Mesiti has become best known for video works that use cinematic conventions and performance languages as a means of responding to personal histories and specific environments. The Calling 2013-2014 documents whistled languages in Turkey, Greece and the Canary Islands. Citizens Band (2012) constructs a virtual band with the performers in Paris, Sydney and Brisbane. It is an interesting commentary on the unravelling of the organic community.

Mesiti was a founding member of the Sydney-based artist-run initiative Imperial Slacks, where she curated the two-part video publication Serial 7's. She was a member of the all-female performance group The Kingpins.

Angelica Mesiti represented Australia at the 2019 Venice Biennale, with a three chanel work called ASSEMBLY filmed in the Senate chambers of Italy and Australia, and projected within an architectural amphitheatre. It was selected as a highlight of the Biennale by Artsy and Designboom. According to Associated Press, the work examines "ways citizens can assemble and communicate against the backdrop of fragile democracy." The artist suggests the work explores "the space where communication moves from verbal and written forms to non-verbal, gestural and musical forms."
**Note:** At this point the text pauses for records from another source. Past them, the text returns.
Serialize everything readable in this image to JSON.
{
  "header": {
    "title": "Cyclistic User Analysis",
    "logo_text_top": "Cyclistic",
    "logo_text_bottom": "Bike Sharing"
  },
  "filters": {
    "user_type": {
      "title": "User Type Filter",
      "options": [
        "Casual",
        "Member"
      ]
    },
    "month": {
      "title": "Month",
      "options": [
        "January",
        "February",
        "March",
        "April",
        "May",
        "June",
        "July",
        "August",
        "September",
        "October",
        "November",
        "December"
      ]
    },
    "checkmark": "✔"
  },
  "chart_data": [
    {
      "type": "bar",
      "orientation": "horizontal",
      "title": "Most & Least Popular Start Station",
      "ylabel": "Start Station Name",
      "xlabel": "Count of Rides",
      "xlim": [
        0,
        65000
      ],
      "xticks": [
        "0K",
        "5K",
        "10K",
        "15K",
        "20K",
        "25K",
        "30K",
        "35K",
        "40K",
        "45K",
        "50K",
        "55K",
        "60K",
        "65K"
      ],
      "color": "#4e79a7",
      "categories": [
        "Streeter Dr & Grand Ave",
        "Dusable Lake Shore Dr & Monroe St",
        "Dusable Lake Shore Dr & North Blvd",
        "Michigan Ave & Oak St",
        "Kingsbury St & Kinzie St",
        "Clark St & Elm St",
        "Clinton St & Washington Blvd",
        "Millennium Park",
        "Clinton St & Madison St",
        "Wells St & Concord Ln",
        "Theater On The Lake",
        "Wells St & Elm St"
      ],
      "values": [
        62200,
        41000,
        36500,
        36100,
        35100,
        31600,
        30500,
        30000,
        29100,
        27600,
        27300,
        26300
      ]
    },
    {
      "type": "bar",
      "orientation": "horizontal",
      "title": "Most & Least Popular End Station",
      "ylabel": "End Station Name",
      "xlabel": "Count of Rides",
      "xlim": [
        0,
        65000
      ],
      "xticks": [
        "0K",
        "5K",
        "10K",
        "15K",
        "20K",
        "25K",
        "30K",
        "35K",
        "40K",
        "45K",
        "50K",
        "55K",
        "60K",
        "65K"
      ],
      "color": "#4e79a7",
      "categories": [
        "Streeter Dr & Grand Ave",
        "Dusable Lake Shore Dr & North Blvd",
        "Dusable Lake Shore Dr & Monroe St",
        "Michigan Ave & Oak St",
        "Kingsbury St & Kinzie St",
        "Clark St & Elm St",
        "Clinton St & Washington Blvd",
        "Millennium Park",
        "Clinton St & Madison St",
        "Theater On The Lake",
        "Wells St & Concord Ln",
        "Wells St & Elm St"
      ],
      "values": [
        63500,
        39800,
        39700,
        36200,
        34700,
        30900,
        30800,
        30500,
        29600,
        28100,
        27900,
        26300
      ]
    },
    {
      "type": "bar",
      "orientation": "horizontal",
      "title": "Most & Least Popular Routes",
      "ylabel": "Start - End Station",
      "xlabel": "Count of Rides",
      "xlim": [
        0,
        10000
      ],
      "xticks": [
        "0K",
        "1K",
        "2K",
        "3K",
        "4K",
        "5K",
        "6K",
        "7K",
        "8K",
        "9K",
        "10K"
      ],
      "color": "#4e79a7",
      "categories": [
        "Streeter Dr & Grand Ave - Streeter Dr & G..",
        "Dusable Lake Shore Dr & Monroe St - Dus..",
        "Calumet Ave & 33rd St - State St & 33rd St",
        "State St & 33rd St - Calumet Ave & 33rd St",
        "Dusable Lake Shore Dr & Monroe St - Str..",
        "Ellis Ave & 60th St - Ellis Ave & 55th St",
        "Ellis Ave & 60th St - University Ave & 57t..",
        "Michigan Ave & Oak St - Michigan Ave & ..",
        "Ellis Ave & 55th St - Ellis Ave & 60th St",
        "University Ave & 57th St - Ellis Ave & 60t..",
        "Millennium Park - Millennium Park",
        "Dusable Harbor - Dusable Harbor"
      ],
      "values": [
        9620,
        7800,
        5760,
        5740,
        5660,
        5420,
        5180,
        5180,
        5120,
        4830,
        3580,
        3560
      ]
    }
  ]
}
She currently teaches at the Beaux-Arts de Paris school.

== Selected works ==

- The rain that fell in the faint light of the young Sun (2022)
- Future Perfect Continuous (2022)
- Over the Air and Underground (2020)
- A Hundred Years (2020)
- Assembly (2019)
- Relay League (2017)
- Mother Tongue (2017)
- Tossed by Waves (2017)
- The Colour of Saying (2015)
- Nakh Removed (2015)
- In the Ear of the Tyrant (2014)
- The Calling (2013–14)
- Citizens Band (2012)
- Prepared Piano for Movers (Haussmann) (2012)
- Rapture (Silent Anthem) (2009)

== Selected publications ==

- A Communication of Stranger Gestures Angelica Mesiti, Art Space, 2017.
- Angelica Mesiti «Quand faire c’est dire» Palais de Tokyo 20.02 - 12.05, 2019.
- Angelica Mesiti Assembly, Australia Council for the Arts, Pavilion of Australia at the 58th International Art Exhibition of La Biennale di Venezia, 2019.
- In the Round Angelica Mesiti, Talbot Rice Gallery, 2022.